September 28, 2015
It must be nice to have a trade group that is so powerful that it can get newspapers like the Washington Post to parrot your line even when it is not true. The folks at Pharma will presumably be toasting a Wonkblog piece that told readers:
“The drug industry trade group keeps reminding the public that drug spending has been holding steady for years, at about 10 percent of the total health-care pie. They point to that as evidence that drugs are a special area of the health care industry, unlike almost any other sector, where competition occurs and prices actually go down over time.”
That’s great, we’re supposed to debate why drug prices have been holding steady as a share of total health care spending. That will be a classic Washington Post debate, since drug prices have actually been rising considerably faster than overall health care spending. As noted last week:
“According to the National Income and Product Accounts (Table 2.4.5U) prescription drug spending increased at average annual rate of 6.3 percent over the years from 2004 to 2014, rising from $203.6 billion in 2004 to $374.7 billion in 2014 (Line 122). By contrast, spending on health care services rose at annual rate of 4.7 percent over this period, going from $1240.1 billion in 2004 to $1954.0 billion in 2014 (Line 168).”
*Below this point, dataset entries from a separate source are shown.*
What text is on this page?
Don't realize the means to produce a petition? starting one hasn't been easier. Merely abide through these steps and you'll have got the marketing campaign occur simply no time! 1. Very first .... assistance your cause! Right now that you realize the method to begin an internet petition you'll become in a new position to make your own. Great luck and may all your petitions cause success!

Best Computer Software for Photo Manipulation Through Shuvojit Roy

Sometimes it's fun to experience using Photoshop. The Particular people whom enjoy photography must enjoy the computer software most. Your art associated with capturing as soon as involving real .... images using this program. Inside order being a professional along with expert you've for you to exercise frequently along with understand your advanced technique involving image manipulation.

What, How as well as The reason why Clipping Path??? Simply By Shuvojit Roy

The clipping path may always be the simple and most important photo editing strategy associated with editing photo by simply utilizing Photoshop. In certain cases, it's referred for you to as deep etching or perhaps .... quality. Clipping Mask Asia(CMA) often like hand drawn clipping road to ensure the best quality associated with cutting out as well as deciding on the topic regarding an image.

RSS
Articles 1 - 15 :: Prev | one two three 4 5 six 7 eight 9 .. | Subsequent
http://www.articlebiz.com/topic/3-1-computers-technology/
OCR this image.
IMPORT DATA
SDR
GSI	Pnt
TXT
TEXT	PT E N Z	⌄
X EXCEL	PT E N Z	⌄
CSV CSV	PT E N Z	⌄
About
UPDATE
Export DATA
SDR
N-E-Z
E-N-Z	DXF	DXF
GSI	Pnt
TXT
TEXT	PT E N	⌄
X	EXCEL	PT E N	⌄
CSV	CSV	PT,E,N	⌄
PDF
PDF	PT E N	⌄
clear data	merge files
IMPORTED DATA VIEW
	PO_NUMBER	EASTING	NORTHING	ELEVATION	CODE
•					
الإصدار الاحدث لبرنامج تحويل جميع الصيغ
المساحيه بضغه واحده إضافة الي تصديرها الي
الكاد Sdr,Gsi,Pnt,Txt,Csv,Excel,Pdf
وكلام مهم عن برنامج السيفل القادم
Furthermore, over the last five years the gap in growth rates is even larger, with prescription drug spending rising at a 6.2 percent annual rate and spending on health care services rising at just a 3.7 percent annual rate.
So we can follow the Washington Post and debate why 3.7 percent is the same as 6.2 percent or we could talk about developing a more efficient and less corrupt method of financing drug research. We don’t need to hand out government granted patent monopolies to finance research, we can pay for the research upfront.
We already do that now to the tune of $30 billion a year through the National Institutes of Health. We can double or triple this funding and direct it towards the development and testing of drugs. (Note, I am proposing paying scientists. Many people apparently have a hard time understanding why people would work for pay rather than patent protection. Almost all of us do.) This would allow new drugs to be sold at the same price as generic aspirin. Then we wouldn’t have to spend endless hours debating who should be able to get them and how much they are worth.
Patent monopolies lead to the same sort of corruption that economic thoery predicts when the government artifically props up the price above its free market level. Drug companies mislead the public about the safety and effeciveness of their drugs, they lobby politicians to make their patent monopolies longer and stronger, and they pay off generic drug companies to stay out of their market.
It would be great if we could have a serious debate on a better method for financing drug research, but the Washington Post, which gets lots of advertising dollars from the drug industry, would rather have us debate why drug spending is not rising as a share of health care spending.